L'Egypte, pays frère, s'était offerte de les fournir. Mais quelque chose a cloché au dernier moment, et les armes ne furent jamais livrées. L'intermédiaire n'avait jamais donné d'explication car il ne s'était pas présenté au rendez-vous fixé pour la livraison des armes. On était le 9 aout, raconte l'auteur de Les préparations du 1er novembre 54. Ce jour-là était 9 aout, un jour de fête, l'Aïd El Kébir, y est-il précisé. Pour la réception du matériel de guerre, trois hommes devaient faire le voyage au Rif, les armes attendues devant s'acheminer par l'Espagne via le Maroc. Ces trois hommes étaient Ben Bella, naturellement, Boudiaf et Ben Mhidi. Ils ne verraient jamais ni les armes ni l'argent, sans que le livre accuse personne. Ces armes pouvaient avoir été saisies avant par les services de sécurité.

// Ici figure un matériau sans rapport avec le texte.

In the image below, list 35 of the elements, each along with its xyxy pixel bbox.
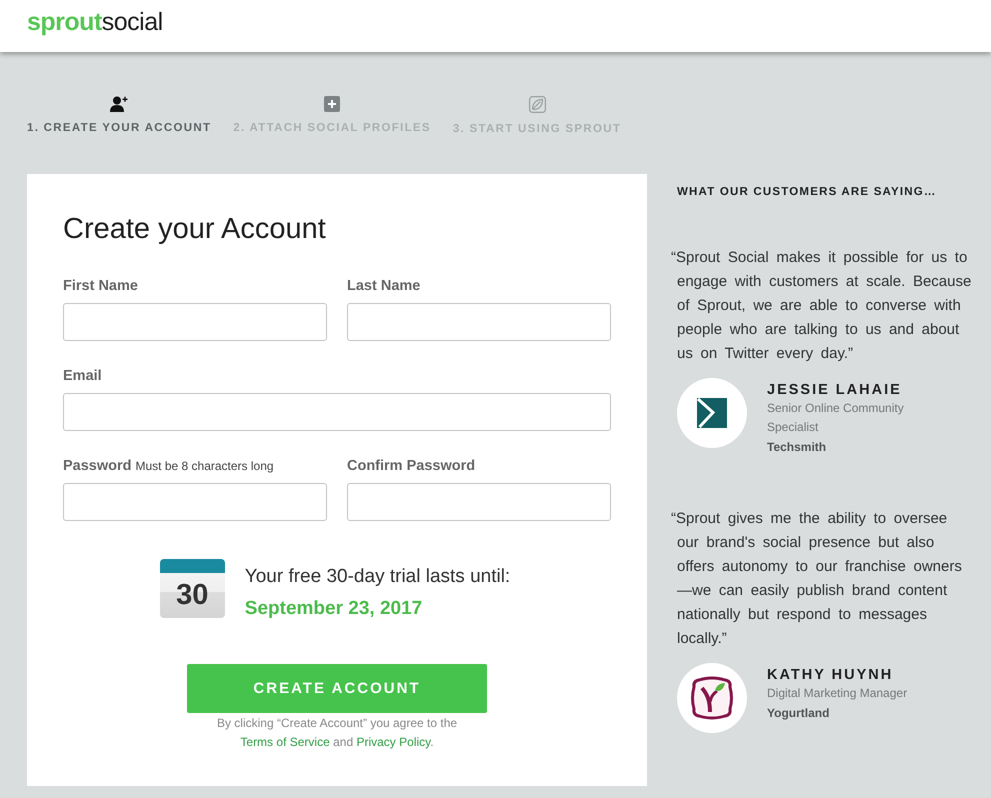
square-logo-icon [677, 378, 747, 448]
person-role: Digital Marketing Manager [767, 685, 908, 702]
logo: sproutsocial [27, 8, 163, 36]
legal-notice: By clicking “Create Account” you agree to the Terms of Service and Privacy Policy. [216, 715, 458, 751]
field-label: First Name [63, 278, 138, 295]
text-input[interactable] [63, 483, 327, 521]
person-name: JESSIE LAHAIE [767, 381, 903, 399]
field-label: Confirm Password [347, 458, 476, 475]
step-tab[interactable]: 1. CREATE YOUR ACCOUNT [27, 96, 212, 136]
testimonial-quote: “Sprout Social makes it possible for us to engage with customers at scale. Because of Sprout, we are able to converse with people who are talking to us and about us on Twitter every day.” [671, 248, 972, 364]
testimonial-quote: “Sprout gives me the ability to oversee our brand's social presence but also offers autonomy to our franchise owners—we can easily publish brand content nationally but respond to messages locally.” [671, 509, 963, 649]
trial-text: Your free 30-day trial lasts until: [244, 565, 510, 589]
text-input[interactable] [63, 303, 327, 341]
leaf-logo-icon [677, 663, 747, 733]
section-heading: WHAT OUR CUSTOMERS ARE SAYING… [676, 185, 938, 200]
text-input[interactable] [347, 483, 611, 521]
person-role: Senior Online Community Specialist [767, 400, 905, 436]
leaf-icon [528, 96, 546, 113]
form-title: Create your Account [63, 212, 327, 247]
company-name: Techsmith [767, 439, 828, 456]
field-label: Password [63, 458, 132, 475]
company-name: Yogurtland [767, 705, 830, 722]
text-input[interactable] [63, 393, 611, 431]
field-label: Last Name [347, 278, 420, 295]
calendar-date: 30 [160, 559, 225, 618]
privacy-link[interactable]: Privacy Policy [356, 735, 430, 749]
terms-link[interactable]: Terms of Service [240, 735, 330, 749]
plus-square-icon [324, 96, 340, 112]
text-input[interactable] [347, 303, 611, 341]
field-hint: Must be 8 characters long [136, 458, 274, 475]
person-name: KATHY HUYNH [767, 666, 894, 684]
person-plus-icon [110, 96, 129, 112]
trial-end-date: September 23, 2017 [244, 597, 424, 621]
field-label: Email [63, 368, 102, 385]
create-account-button[interactable]: CREATE ACCOUNT [187, 664, 487, 713]
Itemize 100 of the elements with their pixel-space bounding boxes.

À la vielle du 1er novembre, le livre fait l'inventaire: 10 fusils, dont certains sans munitions. Evoquant ce moment crucial pour la guerre de libération, son auteur ajoute ceci: «Ben M'hidi, le responsable de la wilaya V n'avait pour tout arme qu'un vieux 7,65, avec deux balles». Loin d'affaiblir la volonté et le courage de nos valeureux moudjahidine, ce manque de moyens, ce dénuement complet, les avaient galvanisés
Le livre est bien fait, bien écrit et les événements, relatés dans le détail font de lui une lecture passionnante. Son auteur qui dénonce chez «ceux qui déforment par intérêt ou par ignorance les faits» s'astreint rigoureusement à la véracité des faits et des événements relatés.
Une iconographie abondante nous montre les cinq leaders politiques à différents moments de leur vie de révolutionnaires (au moment de l'arraisonnement de l'avion en 56, ou après leur libération à l'indépendance). Mais y a d'autres photos où l'on voit Boufiaf avec d'autres personnalités politiques, comme Ferhat Abbas, Mohamed Saïd, Ait Ahmed Ben Khadda, Krim Belkacem, Khider etc. Deux d'entre elles immortalisent les funérailles nationales du Président assassiné. Gloire à nos chouhada.